After three years having elapsed, up to the time of the complaint, and the debts having been settled, Ravilan
was requested to present the accounts, which she absolutely refused to do, and that she continued in the
possession and to enjoy the usufruct of the said property, without the consent or intervention of the
plaintiffs. Jorgia Barte, Nicolas Mendoza, the heir of MateaBarte, and the heirs of Pedro Barte, named
Maximina, Paulina, Pelagia, and Maxima Barte, were then entitled to the property in question, which should
be divided among them in three equal parts, one to be allotted to Jorgia Barte, another to Nicolas Mendoza,
and the other to the heirs of Pedro Barte.

Whether or not the partition should be granted.

Section 183 of the Code of Civil Procedure prescribes: "The complaint in an action for partition shall set
forth the nature and extent of the plaintiff's title and contain an adequate description of the real estate of
which partition is demanded, and name each tenant in common, coparcener, or other person interested
therein, as defendants."

So that he who demands or claims a partition of the property must have the status of a coproprietor or co-
owner of the property the partition of which is asked for; and notwithstanding the fact that Jorgia Barte and
the son of Matea Barte, through his representative, aver that they are the co-owners of the said lands, they
have not proved their averment by titles which establish the common ownership alleged. A mere affirmation
without proofs is insufficient, since the defendant party, representing the four daughters of the deceased
Pedro Barte, absolutely denied all the allegations of the complaint.

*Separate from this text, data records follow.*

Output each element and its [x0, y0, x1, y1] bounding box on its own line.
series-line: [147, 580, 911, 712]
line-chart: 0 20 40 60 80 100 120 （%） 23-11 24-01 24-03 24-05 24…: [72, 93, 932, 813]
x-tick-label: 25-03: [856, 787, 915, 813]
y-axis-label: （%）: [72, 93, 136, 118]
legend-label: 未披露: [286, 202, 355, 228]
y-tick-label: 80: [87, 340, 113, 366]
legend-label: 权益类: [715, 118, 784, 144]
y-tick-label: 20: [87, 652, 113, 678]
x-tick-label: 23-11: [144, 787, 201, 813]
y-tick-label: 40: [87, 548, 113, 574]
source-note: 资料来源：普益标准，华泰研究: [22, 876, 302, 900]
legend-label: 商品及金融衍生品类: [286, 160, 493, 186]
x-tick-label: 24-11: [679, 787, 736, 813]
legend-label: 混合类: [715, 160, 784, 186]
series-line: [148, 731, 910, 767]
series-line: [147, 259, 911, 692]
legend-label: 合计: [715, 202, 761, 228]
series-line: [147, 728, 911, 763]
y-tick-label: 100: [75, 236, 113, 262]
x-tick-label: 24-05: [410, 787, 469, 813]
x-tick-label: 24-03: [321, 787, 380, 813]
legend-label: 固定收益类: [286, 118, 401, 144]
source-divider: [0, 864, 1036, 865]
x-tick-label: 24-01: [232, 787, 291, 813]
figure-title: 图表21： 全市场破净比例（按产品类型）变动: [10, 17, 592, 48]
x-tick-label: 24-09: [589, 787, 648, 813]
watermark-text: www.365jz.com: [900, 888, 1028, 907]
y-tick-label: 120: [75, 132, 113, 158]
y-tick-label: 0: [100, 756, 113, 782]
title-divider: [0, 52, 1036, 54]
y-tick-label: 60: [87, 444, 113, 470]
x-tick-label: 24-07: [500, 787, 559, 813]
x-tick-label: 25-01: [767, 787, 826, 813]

Moreover, for the purposes of the partition demanded, it must be remembered that the hereditary succession
of the deceased Espiridion Barte, who it is said left no legitimate descendants at his death, should be divided
among his eight brothers and sisters who may have survived him, and in case any of these have died, the
children of his deceased brother or sister, that is, his nephews and nieces per stirpes, are entitled to share in
his inheritance, according to the provisions of articles 946, 947, and 948 of the Civil Code, the last cited of
which prescribes: "Should brothers survive with nephews, children of brothers of the whole blood, the
former shall inherit per capita and the latter per stirpes," representing their respective fathers or mothers,
brothers or sisters of the deceased.

The record does not show whether Jorgia Barte left any legitimate heir at her death, and if she did not, her
collateral relatives succeed her in the manner provided by law.

It is to be noted that the partnership contract entered into by the four brothers and sisters cannot affect the
hereditary rights which belong to the relatives of the deceased predecessor in interest successions.

For the foregoing reasons, it is proper to declare that the partition prayed for be denied.